Wait, Haven’t We Been Here Before…?
If this scheme sounds more than a little familiar, it should. Microsoft has played the cheaper Surface card multiple times in the past, with little success. In fact, its first attempt was a disaster.
Remember the Surface RT? The $499 tablet was released in 2012 as a smaller, cheaper and consumer-friendly alternative to the Surface Pro. It tanked. In 2013, Microsoft stock dropped 12% in one day after it wrote off $900 million in unsold Surface RT inventory.
After the Surface RT debacle came the Surface 2 and Surface 3. Neither did particularly well and Microsoft quietly discontinued the Surface 3 in 2016.
Why Another New Surface Tablet?
There are three big reasons why Microsoft is going to try yet again with a cheaper Surface tablet.
The first is those resurgent iPad sales. In Q3 2017, Apple marked the first quarterly uptick in iPad sales since 2014. With its latest iPad model in the mix, revenue for the division was up 6% again in the latest quarter. Clearly, there is still a market for consumer tablets, and not just ultra-cheap versions like Amazon.com’s (NASDAQ:AMZN) Fire tablets.
The second is the surging Surface division revenue. With Surface sales up in a meaningful way, Microsoft may be feeling that consumers are buying into its hardware plans. Now may be the time to broaden that product lineup, boost Surface revenue further and make the division a bigger part of Microsoft stock.
The final reason is that it’s currently a relatively expensive proposition to buy a Surface product. Out of all of Microsoft’s tablets, laptops and its Surface Studio all-in-one PC, the cheapest option is the $799 entry level Surface Pro.
With a new Surface tablet starting at $400, Microsoft will have a Surface product that offers Windows 10 functionality, but is priced affordably for students and casual tablet shoppers.
Will a Cheaper Surface Work This Time?
Despite stronger iPad sales and the growth in Surface division revenue, the new Surface tablet is still a risky proposition. A Windows tablet is not the same as an iPad when it comes to casual use. It lacks the simplicity of use and the millions of App Store offerings.
The new Surface tablet would also be priced $70 higher than the new Apple iPad.

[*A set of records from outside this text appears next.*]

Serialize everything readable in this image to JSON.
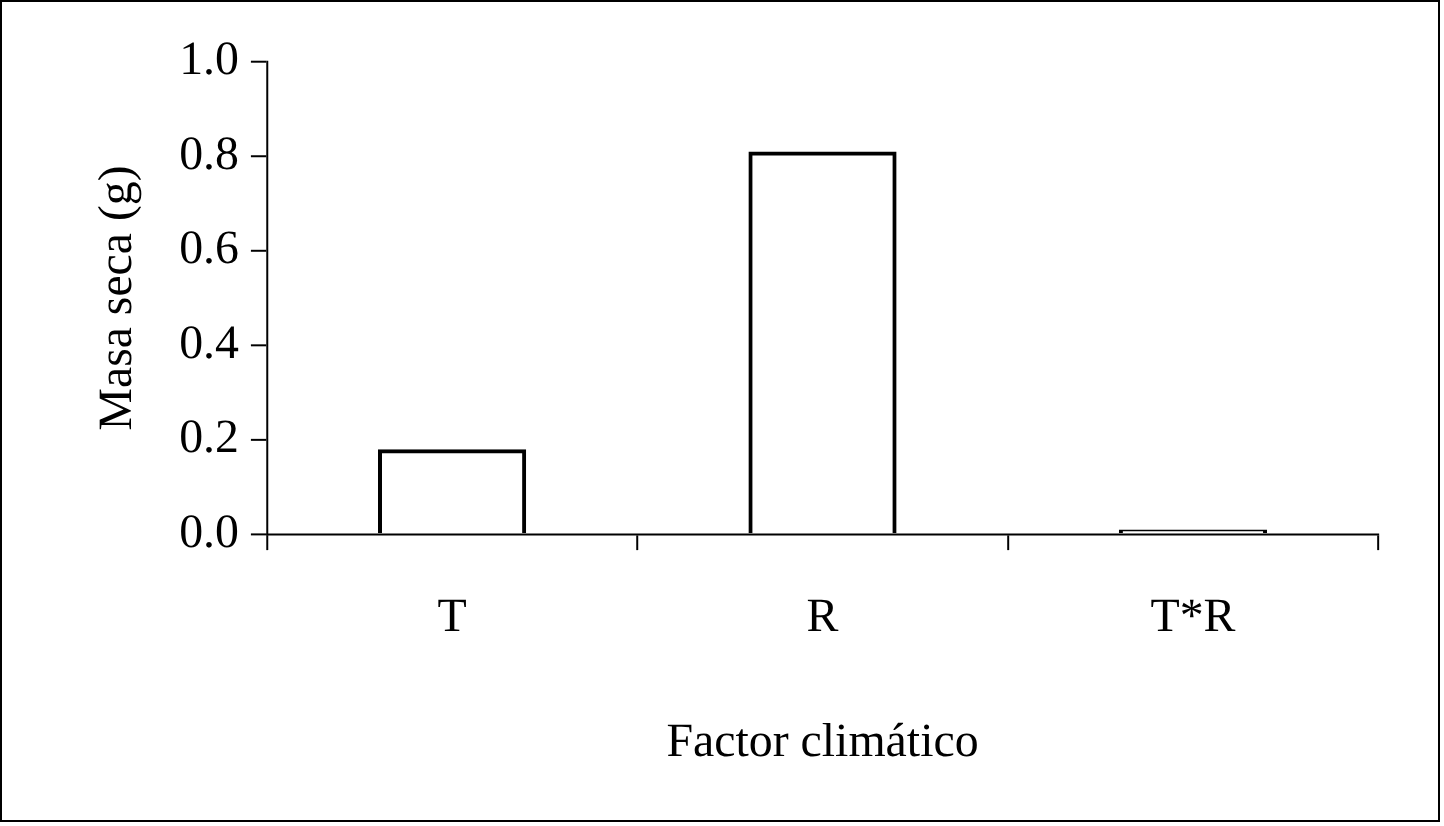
{
  "chart_data": {
    "type": "bar",
    "xlabel": "Factor climático",
    "ylabel": "Masa seca (g)",
    "categories": [
      "T",
      "R",
      "T*R"
    ],
    "series": [
      {
        "color": "#000000",
        "values": [
          0.18,
          0.81,
          0.01
        ]
      }
    ],
    "ylim": [
      0,
      1.0
    ],
    "yticks": [
      {
        "value": 0,
        "label": "0.0"
      },
      {
        "value": 0.2,
        "label": "0.2"
      },
      {
        "value": 0.4,
        "label": "0.4"
      },
      {
        "value": 0.6,
        "label": "0.6"
      },
      {
        "value": 0.8,
        "label": "0.8"
      },
      {
        "value": 1.0,
        "label": "1.0"
      }
    ],
    "grid": false,
    "legend": false
  }
}
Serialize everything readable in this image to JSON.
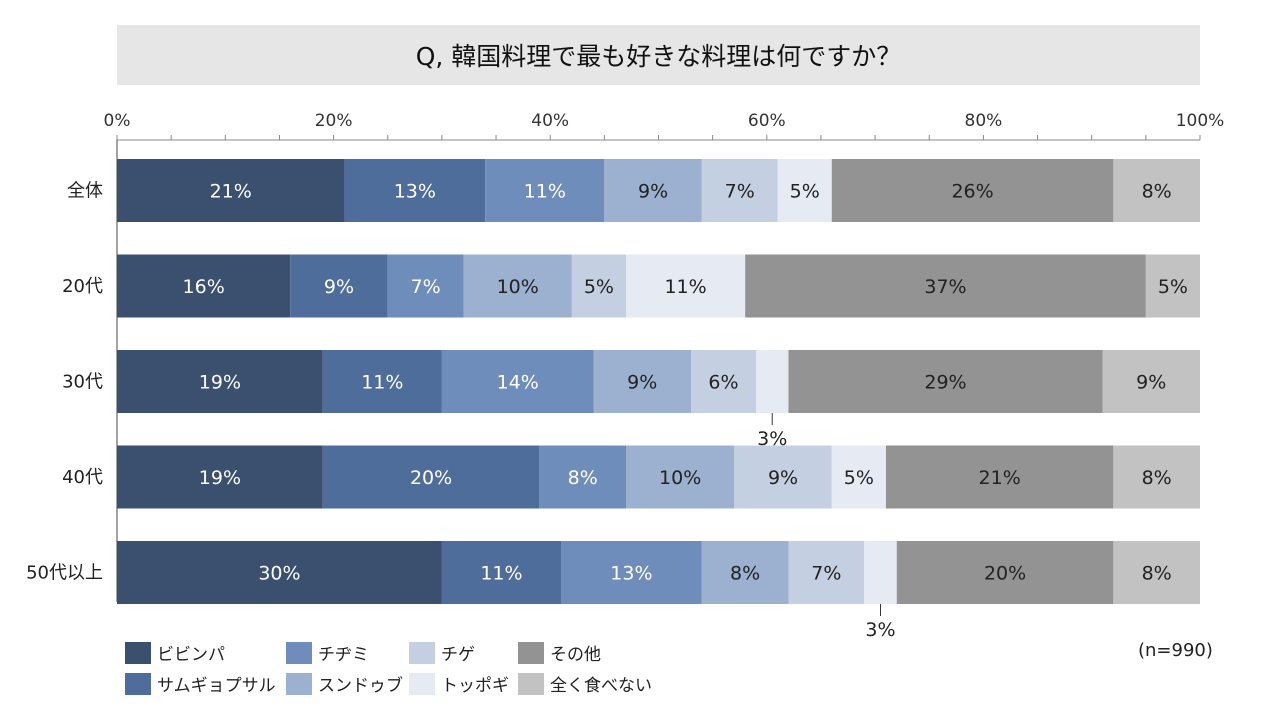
{
  "title": "Q, 韓国料理で最も好きな料理は何ですか？",
  "sample_note": "(n=990)",
  "chart_data": {
    "type": "bar",
    "orientation": "horizontal",
    "stacked": true,
    "percent_stacked": true,
    "xlim": [
      0,
      100
    ],
    "x_ticks": [
      "0%",
      "20%",
      "40%",
      "60%",
      "80%",
      "100%"
    ],
    "categories": [
      "全体",
      "20代",
      "30代",
      "40代",
      "50代以上"
    ],
    "series": [
      {
        "name": "ビビンパ",
        "color": "#3b4f6e",
        "values": [
          21,
          16,
          19,
          19,
          30
        ],
        "labels": [
          "21%",
          "16%",
          "19%",
          "19%",
          "30%"
        ]
      },
      {
        "name": "サムギョプサル",
        "color": "#4f6d9b",
        "values": [
          13,
          9,
          11,
          20,
          11
        ],
        "labels": [
          "13%",
          "9%",
          "11%",
          "20%",
          "11%"
        ]
      },
      {
        "name": "チヂミ",
        "color": "#6f8dba",
        "values": [
          11,
          7,
          14,
          8,
          13
        ],
        "labels": [
          "11%",
          "7%",
          "14%",
          "8%",
          "13%"
        ]
      },
      {
        "name": "スンドゥブ",
        "color": "#9cb0cf",
        "values": [
          9,
          10,
          9,
          10,
          8
        ],
        "labels": [
          "9%",
          "10%",
          "9%",
          "10%",
          "8%"
        ]
      },
      {
        "name": "チゲ",
        "color": "#c4cfe2",
        "values": [
          7,
          5,
          6,
          9,
          7
        ],
        "labels": [
          "7%",
          "5%",
          "6%",
          "9%",
          "7%"
        ]
      },
      {
        "name": "トッポギ",
        "color": "#e6ebf3",
        "values": [
          5,
          11,
          3,
          5,
          3
        ],
        "labels": [
          "5%",
          "11%",
          "3%",
          "5%",
          "3%"
        ]
      },
      {
        "name": "その他",
        "color": "#939393",
        "values": [
          26,
          37,
          29,
          21,
          20
        ],
        "labels": [
          "26%",
          "37%",
          "29%",
          "21%",
          "20%"
        ]
      },
      {
        "name": "全く食べない",
        "color": "#c2c2c2",
        "values": [
          8,
          5,
          9,
          8,
          8
        ],
        "labels": [
          "8%",
          "5%",
          "9%",
          "8%",
          "8%"
        ]
      }
    ],
    "outside_labels": [
      {
        "category_index": 2,
        "series_index": 5
      },
      {
        "category_index": 4,
        "series_index": 5
      }
    ],
    "legend": {
      "position": "bottom-left",
      "columns": 4
    }
  }
}
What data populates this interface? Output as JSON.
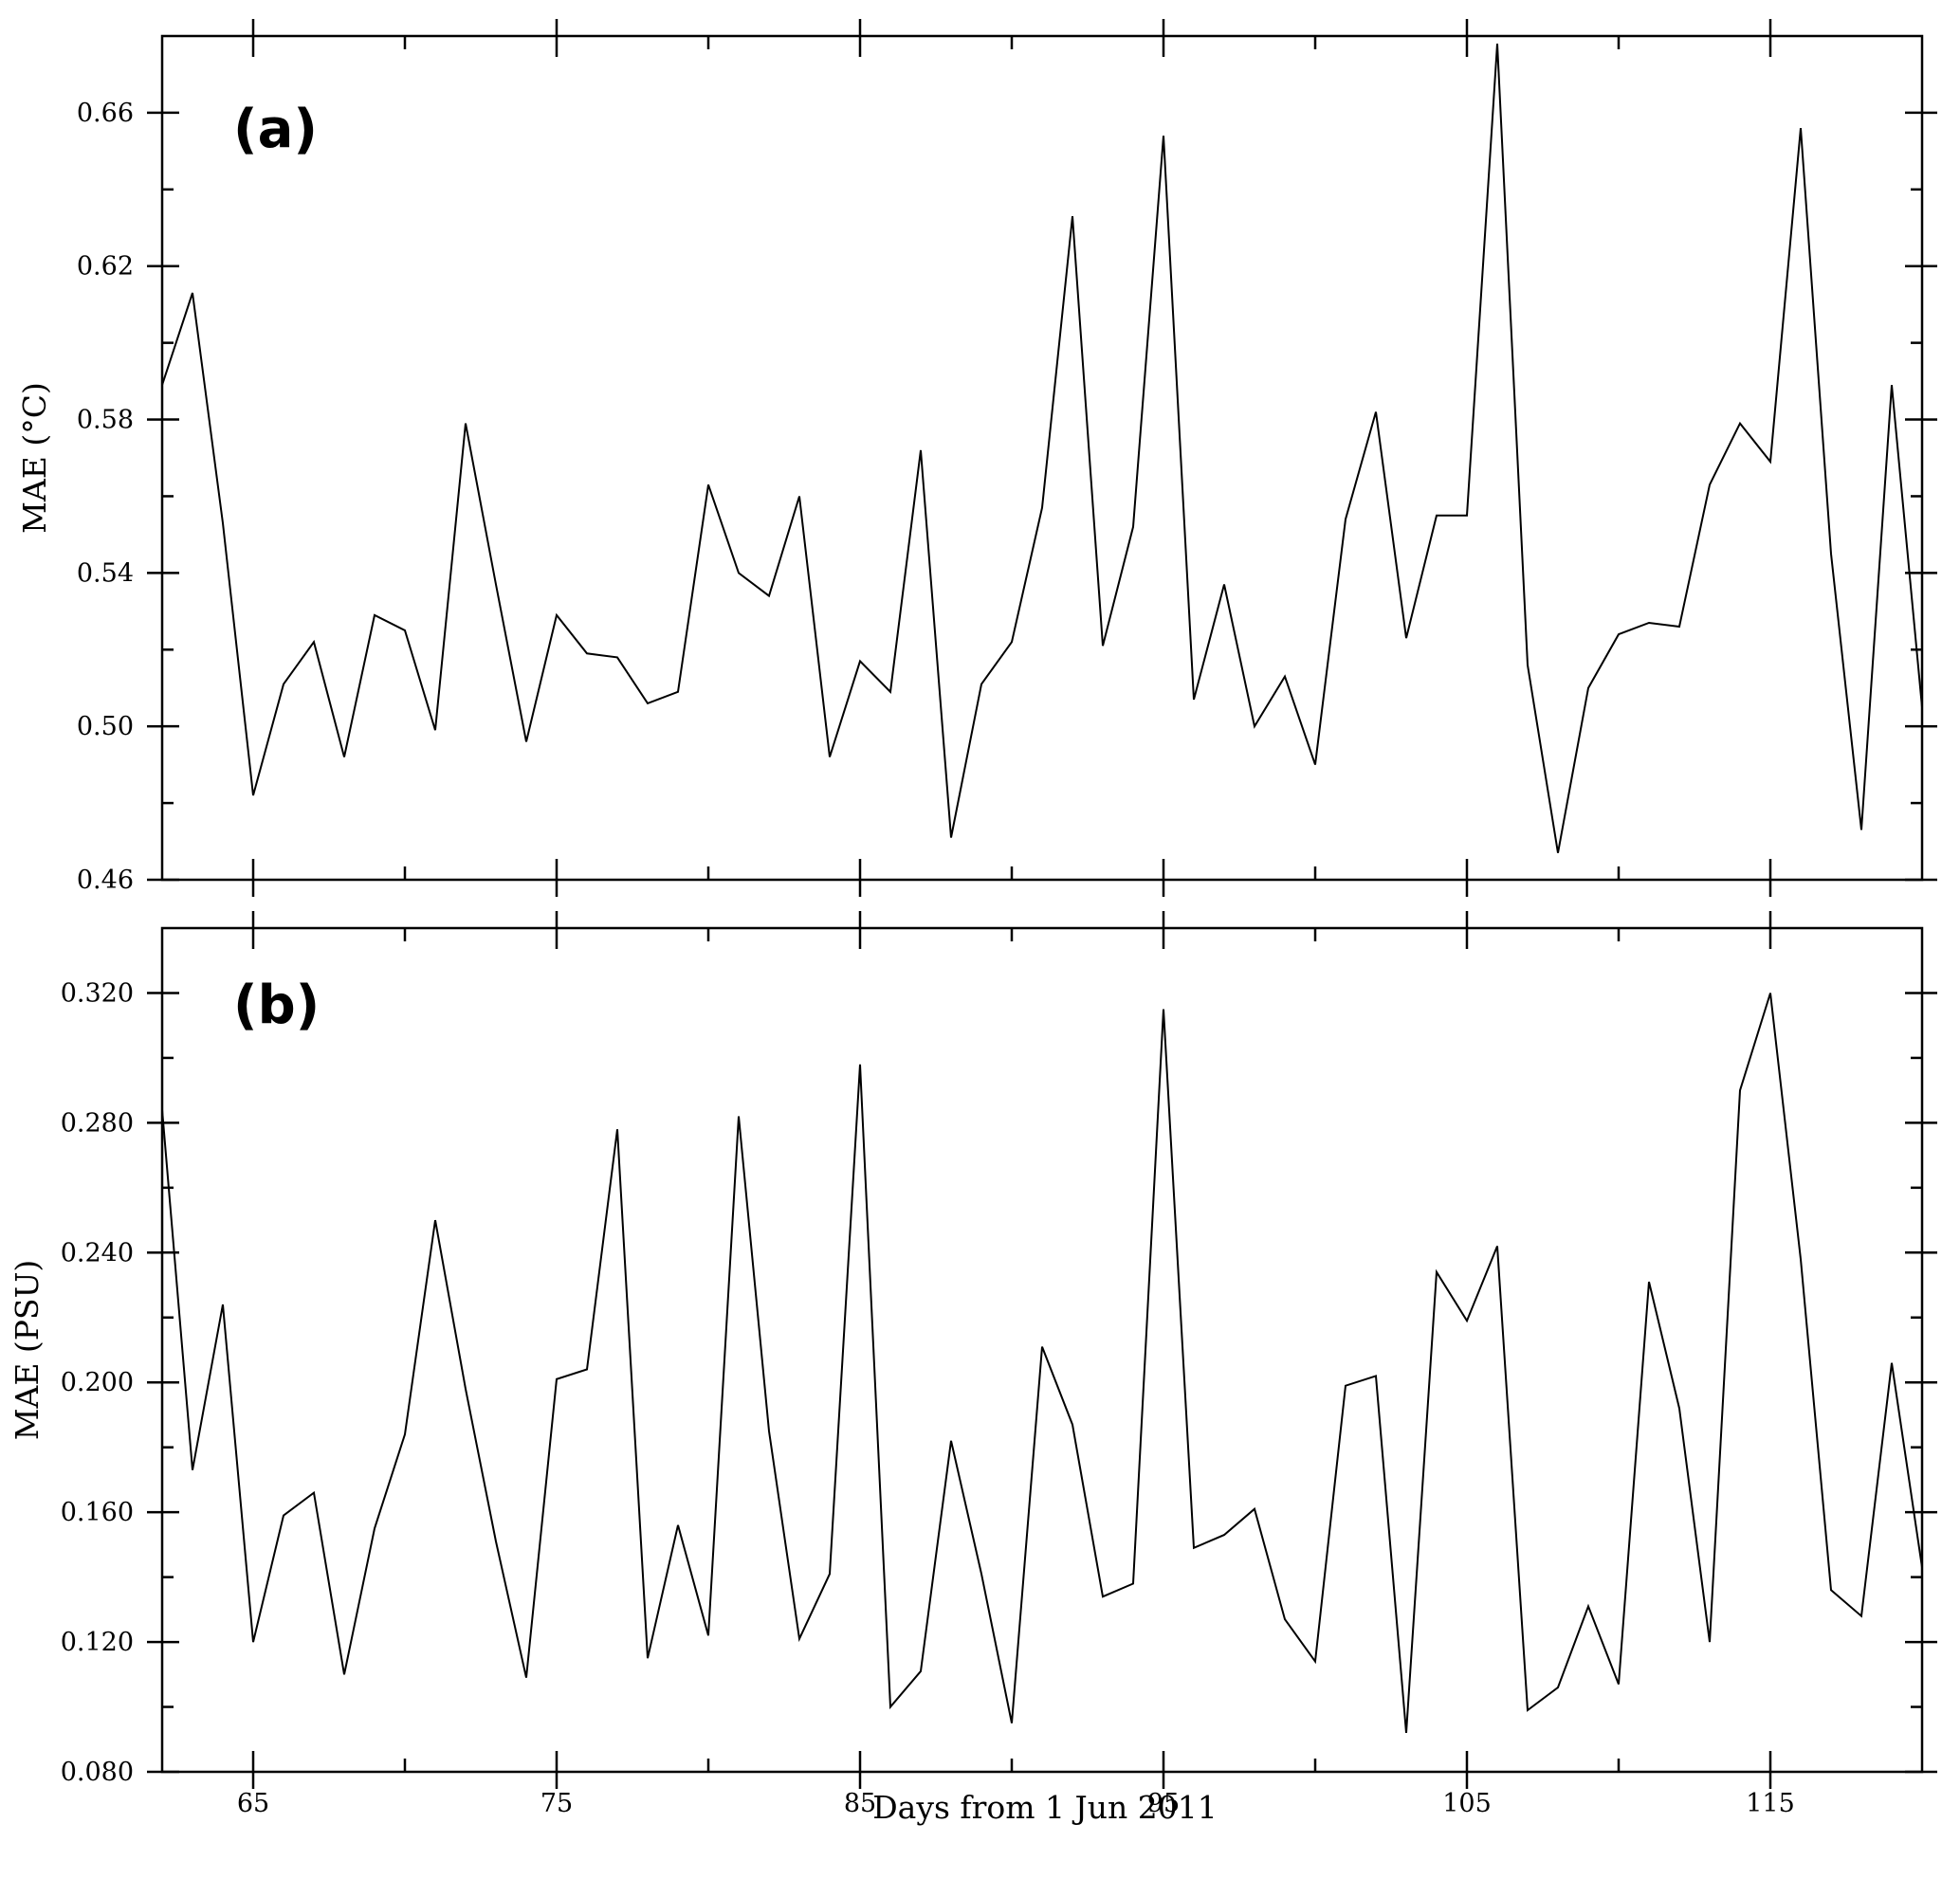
{
  "figure": {
    "xlabel": "Days from 1 Jun 2011"
  },
  "chart_data": [
    {
      "type": "line",
      "panel_label": "(a)",
      "xlabel": "Days from 1 Jun 2011",
      "ylabel": "MAE (°C)",
      "xlim": [
        62,
        120
      ],
      "ylim": [
        0.46,
        0.68
      ],
      "x_ticks": [
        65,
        75,
        85,
        95,
        105,
        115
      ],
      "y_ticks": [
        0.46,
        0.5,
        0.54,
        0.58,
        0.62,
        0.66
      ],
      "y_tick_labels": [
        "0.46",
        "0.50",
        "0.54",
        "0.58",
        "0.62",
        "0.66"
      ],
      "grid": false,
      "series": [
        {
          "x": [
            62,
            63,
            64,
            65,
            66,
            67,
            68,
            69,
            70,
            71,
            72,
            73,
            74,
            75,
            76,
            77,
            78,
            79,
            80,
            81,
            82,
            83,
            84,
            85,
            86,
            87,
            88,
            89,
            90,
            91,
            92,
            93,
            94,
            95,
            96,
            97,
            98,
            99,
            100,
            101,
            102,
            103,
            104,
            105,
            106,
            107,
            108,
            109,
            110,
            111,
            112,
            113,
            114,
            115,
            116,
            117,
            118,
            119,
            120
          ],
          "y": [
            0.589,
            0.613,
            0.553,
            0.482,
            0.511,
            0.522,
            0.492,
            0.529,
            0.525,
            0.499,
            0.579,
            0.537,
            0.496,
            0.529,
            0.519,
            0.518,
            0.506,
            0.509,
            0.563,
            0.54,
            0.534,
            0.56,
            0.492,
            0.517,
            0.509,
            0.572,
            0.471,
            0.511,
            0.522,
            0.557,
            0.633,
            0.521,
            0.552,
            0.654,
            0.507,
            0.537,
            0.5,
            0.513,
            0.49,
            0.554,
            0.582,
            0.523,
            0.555,
            0.555,
            0.678,
            0.516,
            0.467,
            0.51,
            0.524,
            0.527,
            0.526,
            0.563,
            0.579,
            0.569,
            0.656,
            0.545,
            0.473,
            0.589,
            0.505
          ]
        }
      ]
    },
    {
      "type": "line",
      "panel_label": "(b)",
      "xlabel": "Days from 1 Jun 2011",
      "ylabel": "MAE (PSU)",
      "xlim": [
        62,
        120
      ],
      "ylim": [
        0.08,
        0.34
      ],
      "x_ticks": [
        65,
        75,
        85,
        95,
        105,
        115
      ],
      "y_ticks": [
        0.08,
        0.12,
        0.16,
        0.2,
        0.24,
        0.28,
        0.32
      ],
      "y_tick_labels": [
        "0.080",
        "0.120",
        "0.160",
        "0.200",
        "0.240",
        "0.280",
        "0.320"
      ],
      "grid": false,
      "series": [
        {
          "x": [
            62,
            63,
            64,
            65,
            66,
            67,
            68,
            69,
            70,
            71,
            72,
            73,
            74,
            75,
            76,
            77,
            78,
            79,
            80,
            81,
            82,
            83,
            84,
            85,
            86,
            87,
            88,
            89,
            90,
            91,
            92,
            93,
            94,
            95,
            96,
            97,
            98,
            99,
            100,
            101,
            102,
            103,
            104,
            105,
            106,
            107,
            108,
            109,
            110,
            111,
            112,
            113,
            114,
            115,
            116,
            117,
            118,
            119,
            120
          ],
          "y": [
            0.284,
            0.173,
            0.224,
            0.12,
            0.159,
            0.166,
            0.11,
            0.155,
            0.184,
            0.25,
            0.198,
            0.151,
            0.109,
            0.201,
            0.204,
            0.278,
            0.115,
            0.156,
            0.122,
            0.282,
            0.185,
            0.121,
            0.141,
            0.298,
            0.1,
            0.111,
            0.182,
            0.141,
            0.095,
            0.211,
            0.187,
            0.134,
            0.138,
            0.315,
            0.149,
            0.153,
            0.161,
            0.127,
            0.114,
            0.199,
            0.202,
            0.092,
            0.234,
            0.219,
            0.242,
            0.099,
            0.106,
            0.131,
            0.107,
            0.231,
            0.192,
            0.12,
            0.29,
            0.32,
            0.238,
            0.136,
            0.128,
            0.206,
            0.143
          ]
        }
      ]
    }
  ]
}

As a productivity tool, it has the Windows 10 advantage of being able to run Windows software, but a 10-inch display is limiting and a $400 tablet is going to have a modest CPU that limits what software can be run effectively.
According to Bloomberg (Microsoft is not commenting), we will find out in the second half of the year whether the new Surface tablet finally does the trick for Microsoft, or slides into obscurity like the Surface 2 and Surface 3. Or in an unlikely, worst case scenario tanks Microsoft stock as a Surface RT level bomb.
As of this writing, Brad Moon did not hold a position in any of the aforementioned securities.